Neither Rousseff nor Neves want to give away much of what they intend to do if victorious. But the president’s closest allies have given hints. Rousseff’s foreign advisor Marco Aurélio Garcia says “South America is a big asset” and insists Mercosur – the region’s free trade zone – must be strong to keep Brazil’s position as a Latin American spokesman. Neves’ aide Rubens Barbosa, a former ambassador to Washington, says Brazil does better by imploding Mercosur (which includes Venezuela, Brazil, Argentina, Paraguay and Uruguay), so there is a deal with the European Union and diplomacy that is friendlier to the US.

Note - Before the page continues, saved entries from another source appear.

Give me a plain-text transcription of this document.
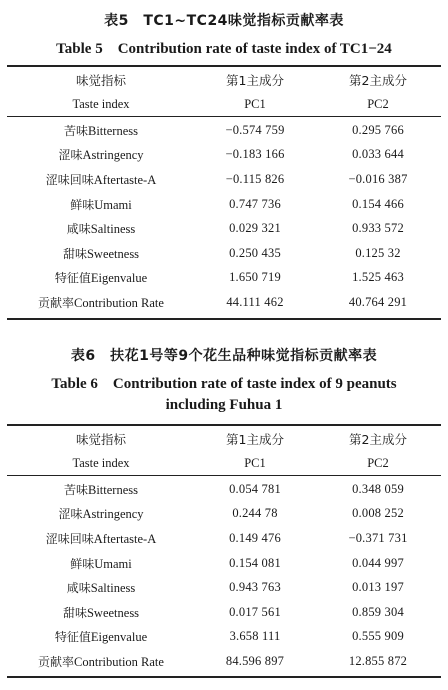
表5　TC1~TC24味觉指标贡献率表
Table 5　Contribution rate of taste index of TC1−24
味觉指标	第1主成分	第2主成分
Taste index	PC1	PC2
苦味Bitterness	−0.574 759	0.295 766
涩味Astringency	−0.183 166	0.033 644
涩味回味Aftertaste-A	−0.115 826	−0.016 387
鲜味Umami	0.747 736	0.154 466
咸味Saltiness	0.029 321	0.933 572
甜味Sweetness	0.250 435	0.125 32
特征值Eigenvalue	1.650 719	1.525 463
贡献率Contribution Rate	44.111 462	40.764 291
表6　扶花1号等9个花生品种味觉指标贡献率表
Table 6　Contribution rate of taste index of 9 peanuts
including Fuhua 1
味觉指标	第1主成分	第2主成分
Taste index	PC1	PC2
苦味Bitterness	0.054 781	0.348 059
涩味Astringency	0.244 78	0.008 252
涩味回味Aftertaste-A	0.149 476	−0.371 731
鲜味Umami	0.154 081	0.044 997
咸味Saltiness	0.943 763	0.013 197
甜味Sweetness	0.017 561	0.859 304
特征值Eigenvalue	3.658 111	0.555 909
贡献率Contribution Rate	84.596 897	12.855 872
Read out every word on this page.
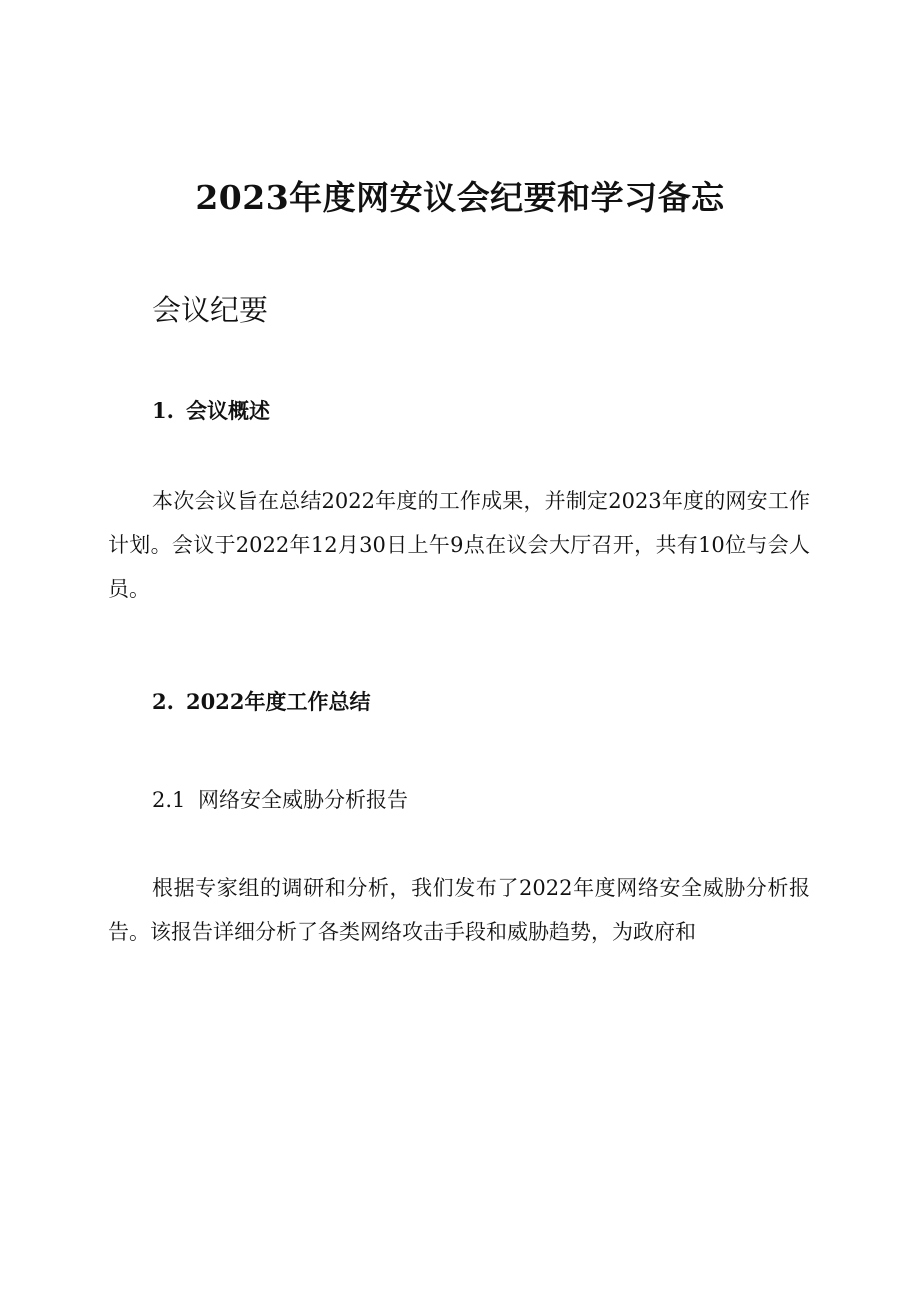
2023年度网安议会纪要和学习备忘
会议纪要
1. 会议概述

本次会议旨在总结2022年度的工作成果，并制定2023年度的网安工作计划。会议于2022年12月30日上午9点在议会大厅召开，共有10位与会人员。

2. 2022年度工作总结
2.1 网络安全威胁分析报告

根据专家组的调研和分析，我们发布了2022年度网络安全威胁分析报告。该报告详细分析了各类网络攻击手段和威胁趋势，为政府和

Rousseff has shown the intention of improving her relationship with the Americans, which deteriorated after Edward Snowden informed that her phone was being hacked by the NSA. But that doesn’t mean she would scrap off the bank of BRICS nations, just launched with the presence in Fortaleza of Russian, Chinese, Indian and South African leaders. Neves’ appointee for the Finance Ministry, former Central Bank Governor Arminio Fraga, thinks differently about any state banks.
“I don’t know if there will be much left of them,” he said, in a reference to Brazil’s state banks fostering credit – which led to rising debts. Brazil’s tradition is of a close relation with the US, which was interrupted by president Luiz Inácio Lula da Silva in 2003. He decided fight for a seat in the United Nations Security Council by becoming a regional leader and starting trade agreements with peripheral countries, including Africa and the Middle East. The big attention to China was also a milestone of his diplomacy.

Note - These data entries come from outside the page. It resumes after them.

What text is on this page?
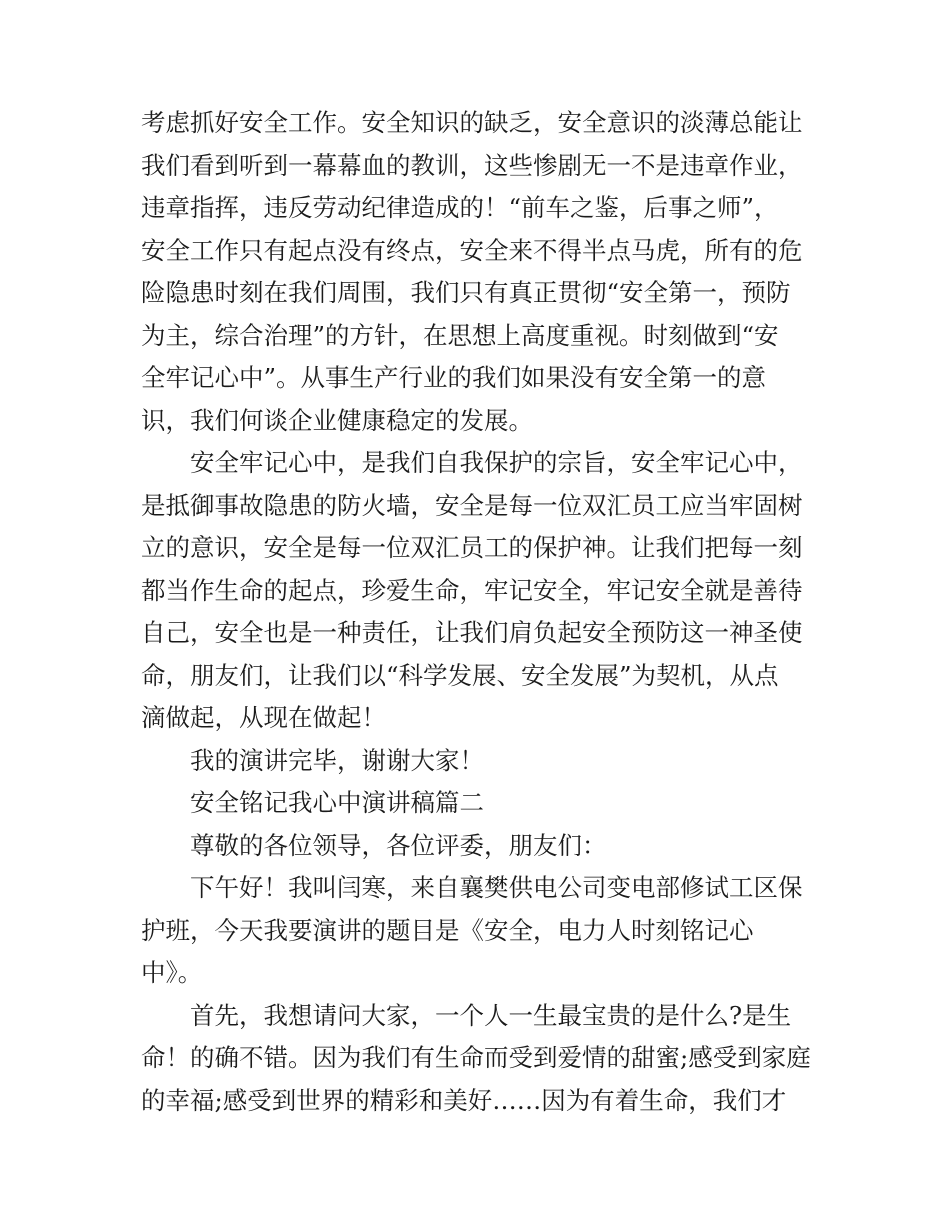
考虑抓好安全工作。安全知识的缺乏，安全意识的淡薄总能让
我们看到听到一幕幕血的教训，这些惨剧无一不是违章作业，
违章指挥，违反劳动纪律造成的！“前车之鉴，后事之师”，
安全工作只有起点没有终点，安全来不得半点马虎，所有的危
险隐患时刻在我们周围，我们只有真正贯彻“安全第一，预防
为主，综合治理”的方针，在思想上高度重视。时刻做到“安
全牢记心中”。从事生产行业的我们如果没有安全第一的意
识，我们何谈企业健康稳定的发展。
安全牢记心中，是我们自我保护的宗旨，安全牢记心中，
是抵御事故隐患的防火墙，安全是每一位双汇员工应当牢固树
立的意识，安全是每一位双汇员工的保护神。让我们把每一刻
都当作生命的起点，珍爱生命，牢记安全，牢记安全就是善待
自己，安全也是一种责任，让我们肩负起安全预防这一神圣使
命，朋友们，让我们以“科学发展、安全发展”为契机，从点
滴做起，从现在做起！
我的演讲完毕，谢谢大家！
安全铭记我心中演讲稿篇二
尊敬的各位领导，各位评委，朋友们：
下午好！我叫闫寒，来自襄樊供电公司变电部修试工区保
护班，今天我要演讲的题目是《安全，电力人时刻铭记心
中》。
首先，我想请问大家，一个人一生最宝贵的是什么?是生
命！的确不错。因为我们有生命而受到爱情的甜蜜;感受到家庭
的幸福;感受到世界的精彩和美好……因为有着生命，我们才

Neves bets on a return to the traditional. Some of his excitable fans say that getting further from the US put Brazil closer to Cuba and Venezuela. If the opposition wins, Neves will have to hear those distorted views in order to govern.
Another important doubt lies with who Brazil’s foreign minister will be if Neves wins. The two frontrunners for the job are environmentalist Marina Silva, who lost her place in the run-off in the final week, and former São Paulo governor José Serra – a man who thinks Bolivia and Peru should get penalties for not stopping drugs from entering Brazil. Serra is also a critic of policies of BRICS leaders, including Russia’s Vladimir Putin and China’s Xi Jinping.
If Rousseff is reelected, she is likely to keep minister Luiz Alberto Figueiredo, but there is pressure from Lula for her to bring back former minister Celso Amorim. Amorim crafted the diplomacy that is less dependent on the US and Europe. Those doubts most likely won’t end after the results are announced. The future of Brazil’s foreign policy could be known just by December, since whoever wins has a mandate beginning on January 1st of 2015.
But it’s all too close to call.
History says a bit about this moment in the campaign trail. Neves got a bump after beating Silva for the place in the run-off. But the final week of the campaign, in which emotional arguments tend to weigh more, could tip the balance towards Rousseff and her predecessor Lula – his presence on the TV screens has a strong impact in Brazil. The dead heat is making both candidates more aggressive, taking swipes at each other like Brazilians haven’t seen since 1989, in the first direct elections for the presidency since 1961.
Neves is betting on holding Rousseff accountable for a scandal at Petrobras, the country’s oil-giant. Brazilian federal police discovered a scheme under which officials were taking kickbacks from contractors to pay to political parties – mainly the President’s Worker’s Party. Some of that cash allegedly paid for her campaign in 2010. Although Brazilians tend to see her as an honest person, her party has accumulated too many corruption accusations since 2003, which has put many of her supporters off in this election.
The president is aiming at Neves himself and scandals involving nepotism and the construction of a small airport on land belonging to one of his uncles – the keys to the place were with his family during the time he governed Brazil’s second most powerful state, Minas Gerais. Media is more sided with Neves than with Rousseff, but the debates on national TV have been essential to level it all up. Brazilians watch more television and read little.
In the final days there will be also be campaigning in battleground states São Paulo and Minas Gerais. Neves is likely to win in both, but the margins are going to be decisive since Brazil’s northeast states will go massively with the government candidate anyway. In those, foreign policies won’t make any difference – what counts is the triumphant social programs and the sluggish economy in the past four years.
Brazil’s place in the world in the next four years depend on how they appear to the public this week and on undecided voters believing their lives have improved enough in the last four years.